È ovvio che la scoperta del secolo rimane tale, vedi, ad esempio, la teoria della relatività di Einstein come tutti i suoi primi scritti. Ma di che scoperte e apporti originali stiamo parlando nei due volumoni? Così, la parola di un medico a tutti gli effetti, per esempio, vale di più a seconda della sua posizione nel settore e del “peso” scientifico delle proprie pubblicazioni: un conto è essere primo autore di un lavoro per Lancet o Nature, altro è scrivere per una rivista poco o per nulla citata o censita. L’esempio estremo dell’abuso del proprio titolo accademico è quando si vada poi contro i principi intrinseci della professione, ovvero si inganni il destinatario spingendosi nel crimine vero e proprio, per convenienza economica o per errate convinzioni antisociali: è il caso, ad esempio, di chi svolga interventi chirurgici non indicati solo per puro guadagno o del “dottor morte”, l’assassino che si maschera con la propria professione. Nelle discipline intellettuali il giochetto è più subdolo, non muore nessuno, ma si può abusare della coscienza altrui sperando di farla franca, anche con guadagno economico.

E dovremmo lasciar correre? Se avete dubbi vi invitiamo a leggere il bel libro di Paolo Maurensig dal titolo La variante di Lüneburg, visto che a qualcuno piace citare il nazismo: ad ogni errore con pezzo eliminato in una partita a scacchi segue una vittima in camera a gas.
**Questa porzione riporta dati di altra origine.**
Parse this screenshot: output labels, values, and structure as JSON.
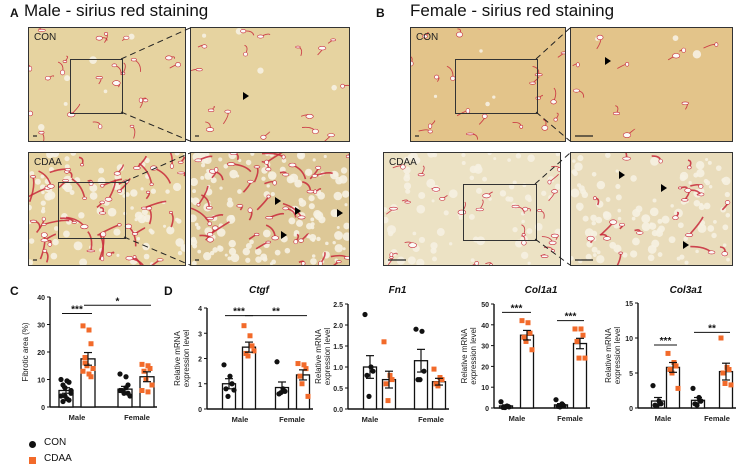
{
  "panels": {
    "A": {
      "label": "A",
      "title": "Male - sirius red staining",
      "con": "CON",
      "cdaa": "CDAA"
    },
    "B": {
      "label": "B",
      "title": "Female - sirius red staining",
      "con": "CON",
      "cdaa": "CDAA"
    },
    "C": {
      "label": "C"
    },
    "D": {
      "label": "D"
    }
  },
  "colors": {
    "con": "#111111",
    "cdaa": "#f26a2a",
    "tissue_male": "#e6d3a0",
    "tissue_female": "#e3c48a",
    "stain": "#c8283a"
  },
  "legend": [
    {
      "label": "CON",
      "marker": "circle"
    },
    {
      "label": "CDAA",
      "marker": "square"
    }
  ],
  "chart_data": [
    {
      "type": "bar",
      "panel": "C",
      "title": "",
      "ylabel": "Fibrotic area (%)",
      "ylim": [
        0,
        40
      ],
      "yticks": [
        0,
        10,
        20,
        30,
        40
      ],
      "categories": [
        "Male",
        "Female"
      ],
      "series": [
        {
          "name": "CON",
          "means": [
            6,
            6.5
          ],
          "sem": [
            1,
            1
          ],
          "points": [
            [
              10,
              9.5,
              9,
              8,
              7,
              5,
              4,
              3,
              2.5,
              2,
              4,
              6
            ],
            [
              12,
              11,
              8,
              6,
              5,
              4,
              6,
              7,
              5
            ]
          ]
        },
        {
          "name": "CDAA",
          "means": [
            17.5,
            11
          ],
          "sem": [
            2.3,
            1.8
          ],
          "points": [
            [
              29.5,
              28,
              23,
              16,
              15,
              14,
              13,
              12,
              11,
              18
            ],
            [
              15.5,
              15,
              14,
              13,
              10,
              8,
              6,
              5.5
            ]
          ]
        }
      ],
      "significance": [
        {
          "from": [
            0,
            0
          ],
          "to": [
            0,
            1
          ],
          "y": 34,
          "label": "***"
        },
        {
          "from": [
            0,
            1
          ],
          "to": [
            1,
            1
          ],
          "y": 37,
          "label": "*"
        }
      ]
    },
    {
      "type": "bar",
      "panel": "D",
      "title": "Ctgf",
      "ylabel": "Relative mRNA expression level",
      "ylim": [
        0,
        4
      ],
      "yticks": [
        0,
        1,
        2,
        3,
        4
      ],
      "categories": [
        "Male",
        "Female"
      ],
      "series": [
        {
          "name": "CON",
          "means": [
            1.0,
            0.85
          ],
          "sem": [
            0.2,
            0.22
          ],
          "points": [
            [
              1.75,
              1.3,
              1.0,
              0.8,
              0.5,
              0.75
            ],
            [
              1.87,
              0.8,
              0.7,
              0.6,
              0.65
            ]
          ]
        },
        {
          "name": "CDAA",
          "means": [
            2.45,
            1.35
          ],
          "sem": [
            0.2,
            0.2
          ],
          "points": [
            [
              3.3,
              2.9,
              2.5,
              2.2,
              2.1,
              2.3
            ],
            [
              1.8,
              1.75,
              1.6,
              1.3,
              1.0,
              0.5
            ]
          ]
        }
      ],
      "significance": [
        {
          "from": [
            0,
            0
          ],
          "to": [
            0,
            1
          ],
          "y": 3.7,
          "label": "***"
        },
        {
          "from": [
            0,
            1
          ],
          "to": [
            1,
            1
          ],
          "y": 3.7,
          "label": "**"
        }
      ]
    },
    {
      "type": "bar",
      "panel": "D",
      "title": "Fn1",
      "ylabel": "Relative mRNA expression level",
      "ylim": [
        0,
        2.5
      ],
      "yticks": [
        0,
        0.5,
        1.0,
        1.5,
        2.0,
        2.5
      ],
      "categories": [
        "Male",
        "Female"
      ],
      "series": [
        {
          "name": "CON",
          "means": [
            1.0,
            1.15
          ],
          "sem": [
            0.27,
            0.27
          ],
          "points": [
            [
              2.25,
              1.0,
              0.9,
              0.8,
              0.3
            ],
            [
              1.9,
              1.85,
              0.9,
              0.7,
              0.7
            ]
          ]
        },
        {
          "name": "CDAA",
          "means": [
            0.7,
            0.65
          ],
          "sem": [
            0.2,
            0.08
          ],
          "points": [
            [
              1.6,
              0.8,
              0.7,
              0.6,
              0.2
            ],
            [
              0.95,
              0.75,
              0.7,
              0.6,
              0.55
            ]
          ]
        }
      ],
      "significance": []
    },
    {
      "type": "bar",
      "panel": "D",
      "title": "Col1a1",
      "ylabel": "Relative mRNA expression level",
      "ylim": [
        0,
        50
      ],
      "yticks": [
        0,
        10,
        20,
        30,
        40,
        50
      ],
      "categories": [
        "Male",
        "Female"
      ],
      "series": [
        {
          "name": "CON",
          "means": [
            1,
            1.5
          ],
          "sem": [
            0.5,
            0.6
          ],
          "points": [
            [
              3,
              1,
              0.5,
              0.3,
              0.2
            ],
            [
              4,
              2,
              1,
              0.8,
              0.5
            ]
          ]
        },
        {
          "name": "CDAA",
          "means": [
            35,
            31
          ],
          "sem": [
            2.3,
            2.5
          ],
          "points": [
            [
              42,
              41,
              36,
              34,
              32,
              28
            ],
            [
              38,
              38,
              35,
              32,
              24,
              24
            ]
          ]
        }
      ],
      "significance": [
        {
          "from": [
            0,
            0
          ],
          "to": [
            0,
            1
          ],
          "y": 46,
          "label": "***"
        },
        {
          "from": [
            1,
            0
          ],
          "to": [
            1,
            1
          ],
          "y": 42,
          "label": "***"
        }
      ]
    },
    {
      "type": "bar",
      "panel": "D",
      "title": "Col3a1",
      "ylabel": "Relative mRNA expression level",
      "ylim": [
        0,
        15
      ],
      "yticks": [
        0,
        5,
        10,
        15
      ],
      "categories": [
        "Male",
        "Female"
      ],
      "series": [
        {
          "name": "CON",
          "means": [
            1,
            1.1
          ],
          "sem": [
            0.5,
            0.4
          ],
          "points": [
            [
              3.2,
              1,
              0.6,
              0.4,
              0.3
            ],
            [
              2.8,
              1.5,
              1,
              0.6,
              0.4
            ]
          ]
        },
        {
          "name": "CDAA",
          "means": [
            5.8,
            5.2
          ],
          "sem": [
            0.7,
            1.2
          ],
          "points": [
            [
              7.8,
              6.5,
              6,
              5.5,
              5,
              2.8
            ],
            [
              10,
              5.8,
              5.5,
              5,
              3.5,
              3.3
            ]
          ]
        }
      ],
      "significance": [
        {
          "from": [
            0,
            0
          ],
          "to": [
            0,
            1
          ],
          "y": 9,
          "label": "***"
        },
        {
          "from": [
            1,
            0
          ],
          "to": [
            1,
            1
          ],
          "y": 10.8,
          "label": "**"
        }
      ]
    }
  ]
}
Pensate alle varie responsabilità di un medico nell’esercizio della professione: penale, civile, amministrativa, deontologica, disciplinare, contrattuale.

E per gli “intellettuali”? Così come è stato coniato il termine “malasanità”, ad indicare soprattutto l’associazione a delinquere e il dolo in ambito sanitario, da affiancare alla “malpractice” intesa come varia combinazione colposa di imperizia, imprudenza e negligenza, proponiamo ora per i tomi in esame il termine onnicomprensivo di “malamusicologia”, la pseudomusicologia da strapazzo che fa guadagnare denari senza alcuna metodologia di ricerca scientifica – evidenced based dovremmo dire – giocando anche sull’inganno del lettore-acquirente.

Conclusione: se abbiamo un problema di salute andiamo dal medico, ma se abbiamo un quesito musicologico andremo da Bianchini e Trombetta?